De eindigheid, in Donorwoorden (2010) nog volop aanwezig, heeft als zwaartepunt plaats gemaakt voor de eeuwige, virtuele schijnwereld van de nullen en de enen. De mens, die in Polets oeuvre veelal als massamens naar voren komt, is in deze bundel sluipenderwijs een 'cyborg' geworden die continu verbonden is met het net.
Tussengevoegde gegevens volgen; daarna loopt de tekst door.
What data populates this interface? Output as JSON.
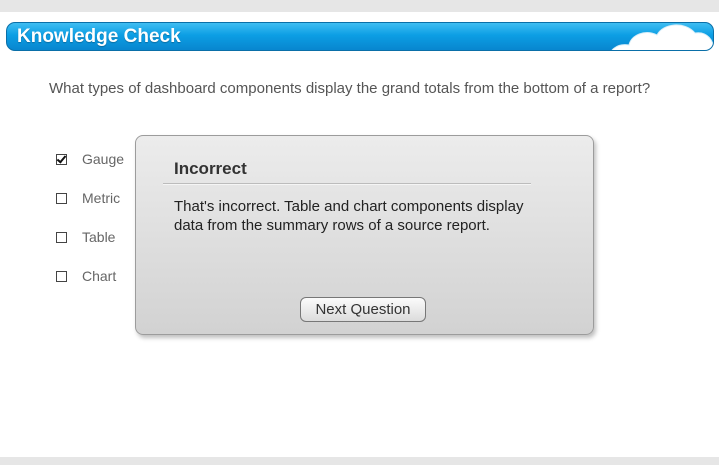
{
  "header": {
    "title": "Knowledge Check"
  },
  "question": {
    "text": "What types of dashboard components display the grand totals from the bottom of a report?"
  },
  "options": [
    {
      "label": "Gauge",
      "checked": true
    },
    {
      "label": "Metric",
      "checked": false
    },
    {
      "label": "Table",
      "checked": false
    },
    {
      "label": "Chart",
      "checked": false
    }
  ],
  "feedback": {
    "title": "Incorrect",
    "body": "That's incorrect. Table and chart components display data from the summary rows of a source report.",
    "button_label": "Next Question"
  },
  "colors": {
    "title_bar": "#0c9ee4",
    "title_text": "#ffffff"
  }
}
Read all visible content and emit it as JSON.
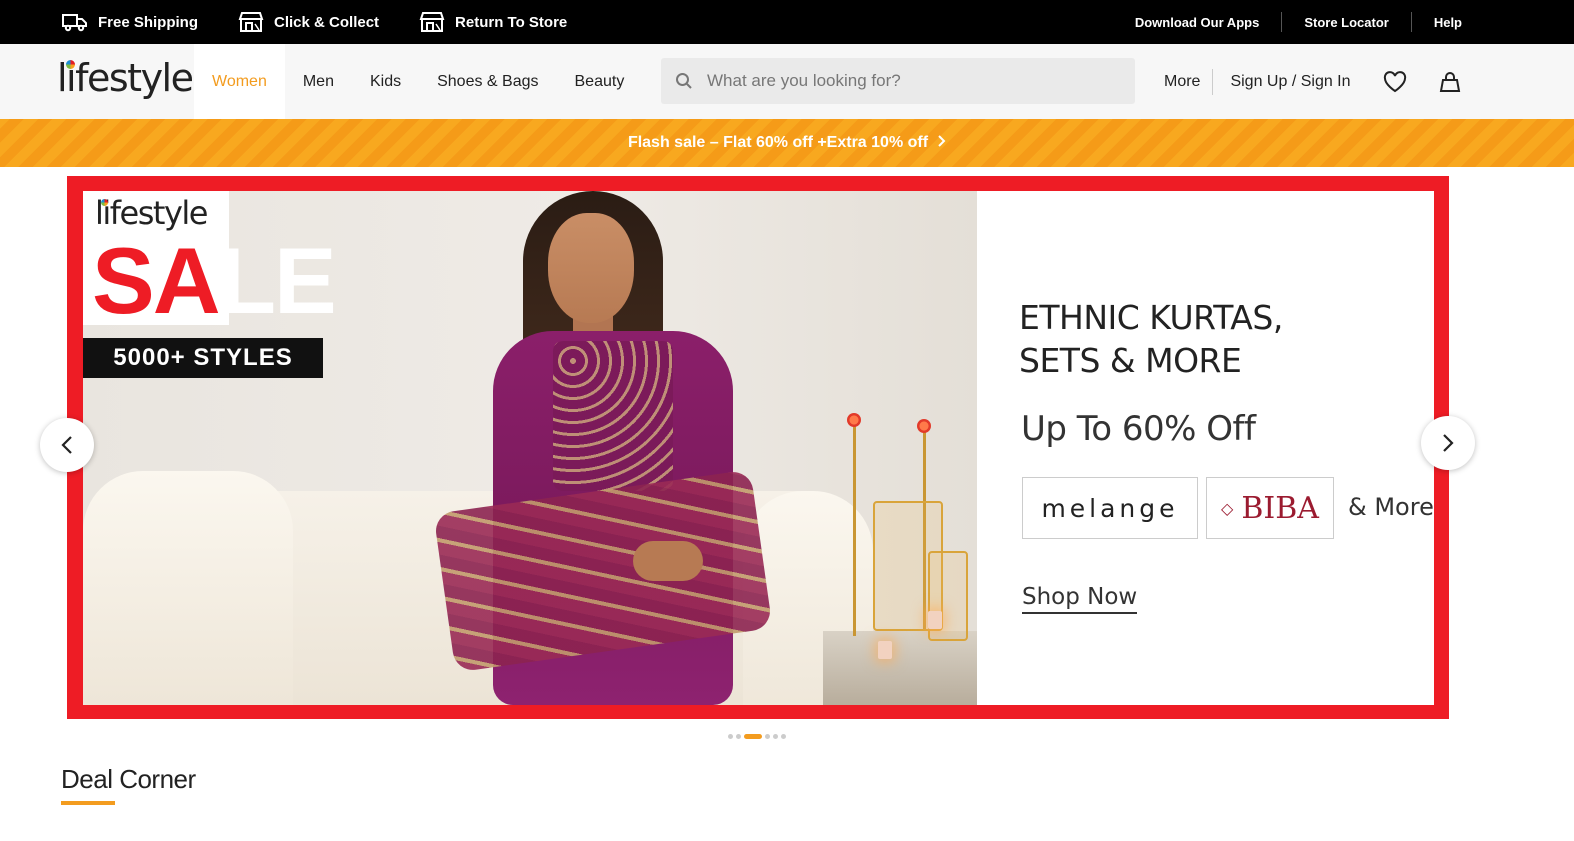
{
  "topbar": {
    "utilities": [
      {
        "label": "Free Shipping",
        "icon": "truck-icon"
      },
      {
        "label": "Click & Collect",
        "icon": "store-pickup-icon"
      },
      {
        "label": "Return To Store",
        "icon": "store-return-icon"
      }
    ],
    "links": [
      "Download Our Apps",
      "Store Locator",
      "Help"
    ]
  },
  "header": {
    "logo": "lifestyle",
    "nav": [
      "Women",
      "Men",
      "Kids",
      "Shoes & Bags",
      "Beauty"
    ],
    "active_nav": "Women",
    "search_placeholder": "What are you looking for?",
    "more_label": "More",
    "signin_label": "Sign Up / Sign In",
    "icons": [
      "heart-icon",
      "bag-icon"
    ]
  },
  "flash_banner": {
    "text": "Flash sale – Flat 60% off +Extra 10% off"
  },
  "hero": {
    "badge_logo": "lifestyle",
    "sale_red": "SA",
    "sale_white": "LE",
    "styles_text": "5000+ STYLES",
    "headline_line1": "ETHNIC KURTAS,",
    "headline_line2": "SETS & MORE",
    "offer": "Up To 60% Off",
    "brand1": "melange",
    "brand2": "BIBA",
    "and_more": "& More",
    "cta": "Shop Now",
    "colors": {
      "frame": "#ee1c25",
      "accent": "#f39c1f"
    },
    "slide_count": 6,
    "active_slide": 3
  },
  "section": {
    "title": "Deal Corner"
  }
}
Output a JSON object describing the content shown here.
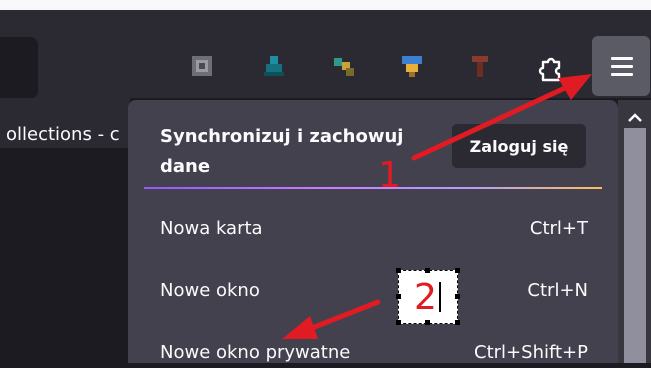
{
  "tab": {
    "title": "ollections - c"
  },
  "menu_panel": {
    "sync_label": "Synchronizuj i zachowuj dane",
    "login_button": "Zaloguj się",
    "items": [
      {
        "label": "Nowa karta",
        "shortcut": "Ctrl+T"
      },
      {
        "label": "Nowe okno",
        "shortcut": "Ctrl+N"
      },
      {
        "label": "Nowe okno prywatne",
        "shortcut": "Ctrl+Shift+P"
      }
    ]
  },
  "annotations": {
    "step1": "1",
    "step2": "2"
  },
  "colors": {
    "annotation": "#e01b24",
    "panel": "#42414d",
    "toolbar": "#2b2a33",
    "menu_button_active": "#5b5b66"
  },
  "icons": [
    "extension-icon-gray",
    "extension-icon-teal",
    "extension-icon-green",
    "extension-icon-blue",
    "extension-icon-red",
    "puzzle-extensions-icon",
    "hamburger-menu-icon"
  ]
}
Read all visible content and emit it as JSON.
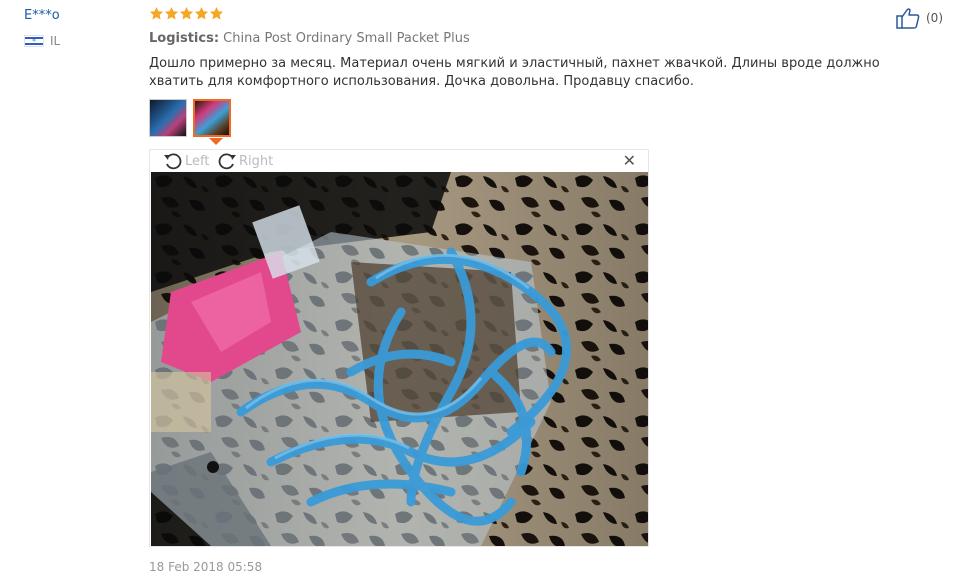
{
  "user": {
    "name": "E***o",
    "country_code": "IL",
    "flag_icon": "israel-flag-icon"
  },
  "review": {
    "rating": 5,
    "star_color": "#f5a623",
    "logistics_label": "Logistics:",
    "logistics_value": "China Post Ordinary Small Packet Plus",
    "text": "Дошло примерно за месяц. Материал очень мягкий и эластичный, пахнет жвачкой. Длины вроде должно хватить для комфортного использования. Дочка довольна. Продавцу спасибо.",
    "date": "18 Feb 2018 05:58"
  },
  "photos": {
    "thumbnails": [
      "photo-thumbnail-1",
      "photo-thumbnail-2"
    ],
    "selected_index": 1,
    "selected_color": "#f06a22"
  },
  "viewer": {
    "rotate_left_label": "Left",
    "rotate_right_label": "Right",
    "close_icon": "close-icon"
  },
  "helpful": {
    "count": "(0)",
    "icon": "thumbs-up-icon"
  }
}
Dat net bestaat uit 'verten zonder horizon' en wordt bevolkt door 'luidruchtige eenlingkoren' . Daar wordt 'je digitale existentie gehalveerd / of misschien heel ergens anders opgeslagen', bijvoorbeeld in een cloud: 'in een lichtjaren verre duistere nis / van een ontzagwekkend groot elektronenheelal / met of zonder zelforganiserende / morfogene wolken in wording'. Polets mens wordt daar zo langzamerhand beeld- en 'pixelmoe' van. De dichter lijkt op te roepen om het digitale zelf te wissen 'voor een nevenzelf' dat analoog is. 'Negatief overleven,' schrijft hij. Biedt literatuur soelaas? Polet denkt in 'Limietrealisme' van wel:

Iedereen aan het stopcontact.
                          Alleen in elektrolyse.
Wisselstroomlicht.
                          *
Voor u het voorgevormd virtuele of nagespeeld reële?
                          *
Literatuur als kunst van de kortste omweg.
                          (Geen handelsreizigersroutes.)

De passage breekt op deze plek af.